La moza estaba tranquila apoyada en la barra mientras yo veía con deseo los sanguches de miga y las tortas en la heladera de vidrio. Me empezaban a ronronear las tripas. Opté por mantener la calma.
- Hola Rodrigo, ¡cómo estás! ¿Te sirvo lo de siempre? - dijo la moza mientras sonreía con cierta familiaridad.
- Hola Mariela, dale... sí. Vos, todo bien, ¿cómo estás? - dije sonriendo.
- Bien, acá trabajando... - dijo por cortesía.
Se fue muy rápido como de costumbre. Más allá del barbijo que tenía el logo y nombre de la famosa cafetería, se podía ver un rastro de ojeras profundas entre naranja y grises. Tenía la vista cansada y lejana. Había un horizonte enorme en esa chica. La observé yéndose.
Que bueno que ya no se permitiera fumar en lugares cerrados. Se renovaba el aire. Di una honda bocanada. Respiré. Vi que la cafetería empezó a llenarse de gente y Mariela empezaba a circular entre las mesas anotando los pedidos. Pobre no daba a basto. En ese turno casi nunca llegaba tanta gente toda junta. Parece que esa mañana iba ser una gran excepción...
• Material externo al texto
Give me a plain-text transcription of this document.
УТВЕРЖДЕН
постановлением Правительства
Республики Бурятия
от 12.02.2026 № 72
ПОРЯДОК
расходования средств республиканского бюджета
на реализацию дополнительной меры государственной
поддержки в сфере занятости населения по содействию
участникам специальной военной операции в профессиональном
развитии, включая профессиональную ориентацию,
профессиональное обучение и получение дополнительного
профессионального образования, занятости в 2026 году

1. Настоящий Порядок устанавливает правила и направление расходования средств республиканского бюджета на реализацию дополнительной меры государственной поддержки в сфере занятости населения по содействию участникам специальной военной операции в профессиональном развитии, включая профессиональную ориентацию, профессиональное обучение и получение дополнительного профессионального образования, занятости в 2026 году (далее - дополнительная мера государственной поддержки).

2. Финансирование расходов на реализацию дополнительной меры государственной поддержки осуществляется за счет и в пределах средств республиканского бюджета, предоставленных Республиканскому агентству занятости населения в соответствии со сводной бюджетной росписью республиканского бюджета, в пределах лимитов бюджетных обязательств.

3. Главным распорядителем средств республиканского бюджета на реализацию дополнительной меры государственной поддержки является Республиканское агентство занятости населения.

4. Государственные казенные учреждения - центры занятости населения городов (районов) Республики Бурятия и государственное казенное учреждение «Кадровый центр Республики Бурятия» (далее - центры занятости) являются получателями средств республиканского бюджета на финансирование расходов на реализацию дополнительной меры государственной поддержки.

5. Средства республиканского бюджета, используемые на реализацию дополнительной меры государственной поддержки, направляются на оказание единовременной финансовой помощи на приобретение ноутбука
- Rodrigo, te dejo la cuenta ahora, ¿puede ser? - dijo desesperada mientras la gente iba ocupando lento todas las mesas disponibles. De pronto el lugar se llenó. Se saturó poco a poco el aire.
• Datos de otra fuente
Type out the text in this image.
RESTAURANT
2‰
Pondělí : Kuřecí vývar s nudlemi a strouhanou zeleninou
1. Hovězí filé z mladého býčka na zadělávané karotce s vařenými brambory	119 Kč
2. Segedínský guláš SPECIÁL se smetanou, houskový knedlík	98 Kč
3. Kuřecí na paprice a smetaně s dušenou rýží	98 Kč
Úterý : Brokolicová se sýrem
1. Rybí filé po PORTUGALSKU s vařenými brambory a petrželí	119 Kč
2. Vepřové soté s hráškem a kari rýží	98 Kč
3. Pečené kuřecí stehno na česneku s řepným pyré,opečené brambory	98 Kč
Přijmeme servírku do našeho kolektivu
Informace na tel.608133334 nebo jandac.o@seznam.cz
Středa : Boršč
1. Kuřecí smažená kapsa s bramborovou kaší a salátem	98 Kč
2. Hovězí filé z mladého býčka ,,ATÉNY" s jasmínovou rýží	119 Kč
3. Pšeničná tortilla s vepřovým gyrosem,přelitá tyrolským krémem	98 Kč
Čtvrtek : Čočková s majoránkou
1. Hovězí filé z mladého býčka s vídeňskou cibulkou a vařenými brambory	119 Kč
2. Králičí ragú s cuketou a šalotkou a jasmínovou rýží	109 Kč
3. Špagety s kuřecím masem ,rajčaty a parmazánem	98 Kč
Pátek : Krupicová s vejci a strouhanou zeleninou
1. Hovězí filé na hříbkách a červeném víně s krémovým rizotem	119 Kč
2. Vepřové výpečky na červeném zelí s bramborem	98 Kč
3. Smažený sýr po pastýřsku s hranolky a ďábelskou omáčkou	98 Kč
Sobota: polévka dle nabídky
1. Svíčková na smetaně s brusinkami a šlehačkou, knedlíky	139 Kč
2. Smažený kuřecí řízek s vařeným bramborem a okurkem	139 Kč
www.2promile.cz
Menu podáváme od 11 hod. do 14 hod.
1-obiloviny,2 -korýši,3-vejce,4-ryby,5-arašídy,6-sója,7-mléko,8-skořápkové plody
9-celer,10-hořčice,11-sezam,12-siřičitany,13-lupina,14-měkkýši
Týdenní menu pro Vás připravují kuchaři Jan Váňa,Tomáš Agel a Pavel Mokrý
La maquina de café hizo su sensual zumbido de lunes a las 6 o de domingo previo a comenzar la semana. Desprendió un olor que yo conocía muy bien desde los quince. Me relajó el sonido y el aroma. Me acomodé sacándome los lastres y librando dolores... ¡bendita sea la pausa de café! En estos tiempos, más que un lujo era un himno o una necesidad... di un sorbo lento a mi café. Suspiré.
A un costado, cerca de la pared y la barra en las mesas verde manzana, había una familia sentada. La vestimenta apenas les dejaba un pequeño surco en la cara. Se podían ver el color y la expresión de los ojos solamente. ¡El sueño del iriólogo! Esos seguro eran turistas. La gente del pueblo no lleva pasamontañas.
En la mesa contigua, una mujer delgada, de aspecto elegante y porte esbelto, conversaba por whatsapp dando indicaciones mientras miraba a Mariela (la moza), buscándola entre indiferente y preocupada. Mariela había desaparecido. El aire saturado había perdido su cuota personal. Tomé un segundo sorbo de café...
Al centro de la cafetería, en los sillones de pana beige, había una joven parejita sentada. A los costados de la mesa, del lado del muchacho, descansaban un capuchino y una bandeja de tostados. Del lado de la chica, había una lágrima doble y otra bandeja más. Esa cafetería era buena por sus tostados con queso abundante, ese que se estiran sin cortarse. Por el aspecto de ambos, estaban recién empezando a salir. Ambos tenían un brillo especial. Una mirada intensa de esperanza. Él charlaba, ella reía, festejándolo.
En otra de las mesas, un hombre de mediana edad, estaba esperando que lo atendieran muy relajado. Al revés de la mujer esbelta. Enfrentado había un pre adolescente sentado también esperando. Vestía unas zapatillas negras, gastadas y mugrientas. Tenía un buzo con capucha celeste y blanco (simulando un cielo con nubes intercaladas). Esos que están de moda entre los pibes. Los cubren totalmente. Los adolescentes, sus inseguridades y su cuerpo... con el tiempo te das cuenta...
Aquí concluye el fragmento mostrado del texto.